Whether you work in the office or at home, reducing paper consumption and recycling used paper is a must. Where possible, use e-mail instead of paper memos. Make sure your business cards have your e-mail address on them, and ask for the e-mail addresses of others. Eliminate cover sheets when faxing. Post or circulate materials whenever possible, rather than making multiple copies. Program your printer and photocopier for two-sided printing. Publish or distribute documents electronically whenever possible. And, before you print a document, always use the Spell Check and Print Preview functions first!

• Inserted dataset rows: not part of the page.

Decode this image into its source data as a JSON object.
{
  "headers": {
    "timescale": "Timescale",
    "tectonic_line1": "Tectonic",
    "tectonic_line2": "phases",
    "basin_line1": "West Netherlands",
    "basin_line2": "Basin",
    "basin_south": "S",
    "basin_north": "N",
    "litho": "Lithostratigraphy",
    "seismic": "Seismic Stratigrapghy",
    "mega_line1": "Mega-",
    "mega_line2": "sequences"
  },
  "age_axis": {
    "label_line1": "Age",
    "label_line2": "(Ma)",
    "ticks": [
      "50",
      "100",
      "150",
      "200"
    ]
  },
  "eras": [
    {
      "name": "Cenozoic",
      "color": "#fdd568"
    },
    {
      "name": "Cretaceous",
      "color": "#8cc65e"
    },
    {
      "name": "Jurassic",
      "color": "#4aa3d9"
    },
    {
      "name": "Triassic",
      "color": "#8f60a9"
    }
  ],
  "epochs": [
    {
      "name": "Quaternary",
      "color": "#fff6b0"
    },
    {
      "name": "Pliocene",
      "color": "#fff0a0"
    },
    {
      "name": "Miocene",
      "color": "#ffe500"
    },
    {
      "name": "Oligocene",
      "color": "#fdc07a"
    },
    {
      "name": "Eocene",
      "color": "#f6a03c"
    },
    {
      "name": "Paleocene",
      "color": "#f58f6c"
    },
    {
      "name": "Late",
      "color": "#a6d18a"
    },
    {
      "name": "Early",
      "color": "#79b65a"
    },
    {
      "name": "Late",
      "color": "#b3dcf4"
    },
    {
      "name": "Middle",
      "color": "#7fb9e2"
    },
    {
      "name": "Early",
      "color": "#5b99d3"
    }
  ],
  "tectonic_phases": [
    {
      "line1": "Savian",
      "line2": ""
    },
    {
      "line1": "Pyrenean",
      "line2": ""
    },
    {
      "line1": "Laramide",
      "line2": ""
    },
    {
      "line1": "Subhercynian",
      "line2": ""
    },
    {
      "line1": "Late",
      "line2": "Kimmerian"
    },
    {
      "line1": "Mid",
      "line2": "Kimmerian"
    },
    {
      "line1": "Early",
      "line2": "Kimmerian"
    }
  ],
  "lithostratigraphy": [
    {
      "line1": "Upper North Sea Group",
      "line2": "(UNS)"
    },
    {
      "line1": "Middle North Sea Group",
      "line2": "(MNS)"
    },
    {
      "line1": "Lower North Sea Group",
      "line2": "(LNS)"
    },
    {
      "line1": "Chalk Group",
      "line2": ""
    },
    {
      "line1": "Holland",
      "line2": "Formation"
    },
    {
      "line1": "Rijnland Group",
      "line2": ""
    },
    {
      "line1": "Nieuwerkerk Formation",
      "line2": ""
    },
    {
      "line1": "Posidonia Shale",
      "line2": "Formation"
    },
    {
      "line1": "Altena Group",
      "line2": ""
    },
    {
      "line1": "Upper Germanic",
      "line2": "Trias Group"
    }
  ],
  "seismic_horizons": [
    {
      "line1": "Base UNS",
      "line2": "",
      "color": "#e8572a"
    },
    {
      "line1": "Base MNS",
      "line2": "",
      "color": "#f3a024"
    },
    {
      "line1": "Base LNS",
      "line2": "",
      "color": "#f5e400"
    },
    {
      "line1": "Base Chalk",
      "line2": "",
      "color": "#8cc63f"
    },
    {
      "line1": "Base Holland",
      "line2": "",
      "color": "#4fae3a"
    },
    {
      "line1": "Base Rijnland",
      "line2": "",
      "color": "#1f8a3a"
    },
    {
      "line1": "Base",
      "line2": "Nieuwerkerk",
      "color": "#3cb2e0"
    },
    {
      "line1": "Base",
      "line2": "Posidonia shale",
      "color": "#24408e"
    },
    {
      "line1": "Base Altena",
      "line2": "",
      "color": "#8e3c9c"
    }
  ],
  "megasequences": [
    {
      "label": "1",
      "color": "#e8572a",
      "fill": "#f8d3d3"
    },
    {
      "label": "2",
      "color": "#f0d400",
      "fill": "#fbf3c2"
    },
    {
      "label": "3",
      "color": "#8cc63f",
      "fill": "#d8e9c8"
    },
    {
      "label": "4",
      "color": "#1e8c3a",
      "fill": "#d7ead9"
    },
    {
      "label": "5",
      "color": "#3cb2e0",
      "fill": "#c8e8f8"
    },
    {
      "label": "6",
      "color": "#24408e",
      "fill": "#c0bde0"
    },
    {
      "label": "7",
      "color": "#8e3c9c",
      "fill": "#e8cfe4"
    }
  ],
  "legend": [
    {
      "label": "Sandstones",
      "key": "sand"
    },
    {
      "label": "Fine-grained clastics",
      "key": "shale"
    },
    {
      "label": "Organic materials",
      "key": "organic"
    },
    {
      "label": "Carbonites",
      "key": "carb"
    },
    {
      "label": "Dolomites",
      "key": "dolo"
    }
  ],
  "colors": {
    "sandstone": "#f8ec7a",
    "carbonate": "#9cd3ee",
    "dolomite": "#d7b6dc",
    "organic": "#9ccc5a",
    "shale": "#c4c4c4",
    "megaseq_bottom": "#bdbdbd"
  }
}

In nearly every community, you can recycle paper, steel, aluminum, glass, and some kinds of plastic. Set up convenient recycling areas in the office and post instructions for recycling each material. You can also reuse envelopes for interoffice mail and cut up used paper for note pads.

Buy Recycled!

If you're in charge of purchasing office supplies, choose stationery and other office supplies with the maximum post-consumer recycled content available, at least 20%. And buy the lightest-weight paper possible for the job.

Look for unbleached or "totally chlorine free" supplies and paper first. If you don't find these in stock, ask your suppliers how to order alternative products. Avoid manila folders and envelopes, which are actually bleached and then dyed to achieve their distinctive color; look for unbleached varieties instead. Whenever possible, avoid deep-hued and neon-colored papers, envelopes with plastic windows, and peel-and-stick labels, all of which can interfere with the recycling process.

Office managers can provide a supply of reusable coffee mugs, plates, and utensils, and encourage their use. When ordering take-out or having an event catered, select establishments that use reusable food service ware.

And of course, don't forget to turn off your lights, computer, and monitor before leaving for the day--and remember to take your travel mug home for tomorrow morning's commute!